In my experience in the health insurance industry in the 1980s and early 1990s we found many physicians gaming the system in many ways – up-coding procedures, mis-coding procedures, splitting (unbundling) what should have been bundled procedures, mis-dating follow-ups so they didn’t look as if they were for bundled payments, etc.  At the same time, reputable insurers tried to administer health insurance contracts quickly and fairly.  At Aetna, where I was medical director of the claims department, we prided ourselves on clearing claims very rapidly.  Where there were questions, we attempted to review and adjudicate the claim as soon as information was received to clarify the questions.  98-99% of all claims were paid without question.  But on a claims base of millions a day, 1-2% would still kick out >1500/ day.  Not all of these were medical issues, sometimes they were contractual benefits or eligibility ones which were handled by other departments.

Certainly we heard of irreputable insurers in the business, looking for ways not to pay claims.  But that wasn’t our culture.  I’ve been out of the health insurance business for 21 years, so things may have changed.  (OK, please don’t write in about your individual claim problem.  We’ve all had disappointments with one or more claims if we’ve lived long enough and submitted enough claims to health insurers.)

I’m not trying to be an apologist for insurers – I know they can be frustrating and difficult to deal with sometimes.  And certainly what they are doing now – changing the definition of a screening procedure to a diagnostic one because of findings from a screening procedure – seems deceitful.

My advice to individuals who experience this is to be sure that (a) your physician writes clearly that the requested procedure is for screening, (b) the screening requested is clearly within the guidelines of the US Preventive Services Task Force A or B recommendations, (c) you be vocal and proactive in talking with the insurer and provider in advance, and (d) if you get a billing surprise, appeal the decision as many times and layers as necessary.

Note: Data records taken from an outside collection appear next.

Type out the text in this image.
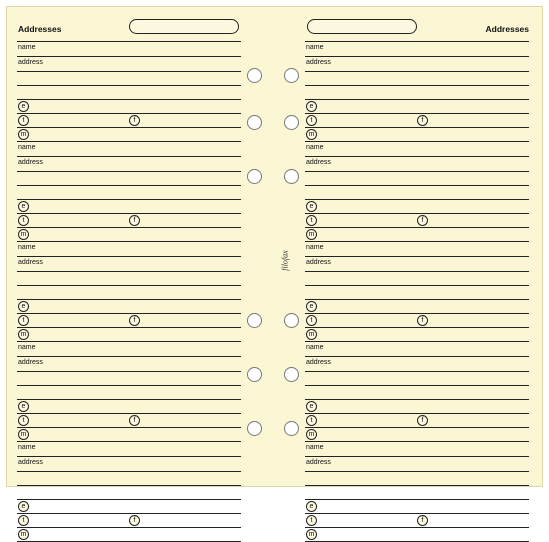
Addresses
name
address
e
t	f
m
name
address
e
t	f
m
name
address
e
t	f
m
name
address
e
t	f
m
name
address
e
t	f
m
Addresses
name
address
e
t	f
m
name
address
e
t	f
m
name
address
e
t	f
m
name
address
e
t	f
m
name
address
e
t	f
m
filofax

So while the patient is asking for fair play from the insurer, at the same time the insurer is asking for fair play from the doctor and patient – don’t misrepresent the purpose of the test as screening if indeed it is diagnostic because of pre-existing symptoms or signs.  In that case the bait and switch isn’t the insurer’s fault, but the patient’s and doctor’s.  We all need fair play – honesty, not manipulation – in health care.